Tuesday, April 15, 2014
Autism Awareness Month - My focus this month is on Spatial Concepts, Prepositions, Positional Words...whatever you call them!
I work with many children who struggle with positional concepts. (aka spatial concepts or prepositions) Children with autism usually have a difficult time mastering these concepts, but I've noticed so many children in regular ed also struggle with them. When a child is referred to speech for difficulty following auditory directions, I like to do a quick spatial concepts screening. I use my own product for baseline data, but I can't tell you how much I love the Wiig Assessment of Basic Concepts (WABC). It is a really quick assessment, and it provides an expressive and receptive score. There are also two levels based on the age of the child, and it can be used for children 2.6 - 7.11 years old. I give it to many of my language children at annual review time since it only takes 10-15 minutes to complete. I love how it breaks down the concepts, and it allows me to write specific goals based on the area of deficit. Many of my students seem to have a pretty good grasp on the quantity/quality concepts, but they struggle with spatial and temporal concepts. I think I personally struggle with teaching temporal concepts the most!
My main focus today is on spatial/positional concepts. The directions we give children are often embedded with this vocabulary, and some children just don't know what we are asking them to do. "FIRST, write your name at the TOP....NEXT cut OUT the boxes at the BOTTOM and glue them NEXT TO the correct picture." These words are everywhere! Common Core standard K.G.A.1 specifically mentions above, below, beside, in front of, behind, and next to. Since these concepts are fairly abstract, almost all of my children with autism struggle with positional words.
Through the TPT forums, I contacted a clip artist about the need for more images for basic concepts. Joel (TPT store name is Kindercade) really listened to what I needed, and he sent samples of his work in progress over a series of 25+ emails! I explained the need for a common "character" in the theme. I really wanted a main character depicted in a variety of positions. It's hard to explain, but so many of the commercial flashcard sets use different pictures for each concept. For example, the pictures for first/last are typically images of a train. In the same set, the pictures for in front/behind might be a ball in front of or behind a box. A typically developing child will probably make the correlation that another item can replace the train or the ball to mean the same thing. A child with autism will appear to know the concepts after a while, but they actually just know the train picture answer is either going to be first or last. The clip art from Kindercade allowed me to create a product that shows the same character with a few of his friends in all kinds of places! He was also nice enough to create the images with and without the text since some of my children with autism are hyperlexic. Here is a link to his work! It is amazing! He just created set one for conditional/quality concepts, and he's working on set two now!

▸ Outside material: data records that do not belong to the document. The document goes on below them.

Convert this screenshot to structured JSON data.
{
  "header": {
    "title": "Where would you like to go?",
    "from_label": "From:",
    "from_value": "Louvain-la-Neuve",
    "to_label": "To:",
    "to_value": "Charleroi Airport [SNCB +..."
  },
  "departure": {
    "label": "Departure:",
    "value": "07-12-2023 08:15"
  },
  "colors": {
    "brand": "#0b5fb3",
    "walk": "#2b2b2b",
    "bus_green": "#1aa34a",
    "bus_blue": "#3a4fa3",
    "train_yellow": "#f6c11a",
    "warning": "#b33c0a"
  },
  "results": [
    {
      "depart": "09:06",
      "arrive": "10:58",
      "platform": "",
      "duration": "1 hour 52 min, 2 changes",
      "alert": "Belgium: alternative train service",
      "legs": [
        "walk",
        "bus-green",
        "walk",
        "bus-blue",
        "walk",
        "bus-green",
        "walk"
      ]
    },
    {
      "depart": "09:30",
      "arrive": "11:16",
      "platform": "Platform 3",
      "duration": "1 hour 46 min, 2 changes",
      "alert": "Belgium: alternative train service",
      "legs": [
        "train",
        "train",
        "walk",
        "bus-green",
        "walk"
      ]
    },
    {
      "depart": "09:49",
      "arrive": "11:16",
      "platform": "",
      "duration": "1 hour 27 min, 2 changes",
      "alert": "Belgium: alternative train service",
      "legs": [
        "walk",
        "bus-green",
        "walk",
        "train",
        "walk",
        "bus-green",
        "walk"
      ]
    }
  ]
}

With Joel's awesome clip art, I was able to create a positional concepts set that seems to work really well for me. I don't just use this product alone to teach positional concepts. I like to get up and move when we learn these words! Somewhere along the way, I learned there are three steps in teaching spatial concepts:
1. Have the child put their body in the position. (Get UNDER the table.)
2. Have the child put objects in the position. (Put a pen UNDER the paper.)
3. ID/Express concepts in a 2D/picture format. (Point to the picture that shows the boy BEHIND the tree...or a less wordy way "Show me BEHIND.)
To incorporate my product in a mixed group of children with language delays and children with autism, we ALL do steps one through three. I even like to combine my printed product with movement and technology. We are fortunate to have an OT/PT gym at our school, and they are so sweet to let me use their room. Each child selects a picture from my spatial concepts flash cards and demonstrates the concept while the other children try to guess the answer. They might go under the trampoline or behind the stack of bean bags. I get them to pose in these positions while I take pictures with my Ipad. When we get back to my room, they love to match the Ipad pictures with the flashcard pictures. Even if you don't have access to a special room, you can do this anywhere! When I worked at a middle school, my speech room was in a creepy old book closet. We went out in the hall and got between two water fountains. We got beside, behind, and in front of a giant cafeteria trash can on wheels. I'm sure the ladies in the lunchroom wondered "Why does that crazy speech lady crouch behind the trash can every day?" Fortunately, I found a banana box to get IN, so I didn't have to get IN the trash can!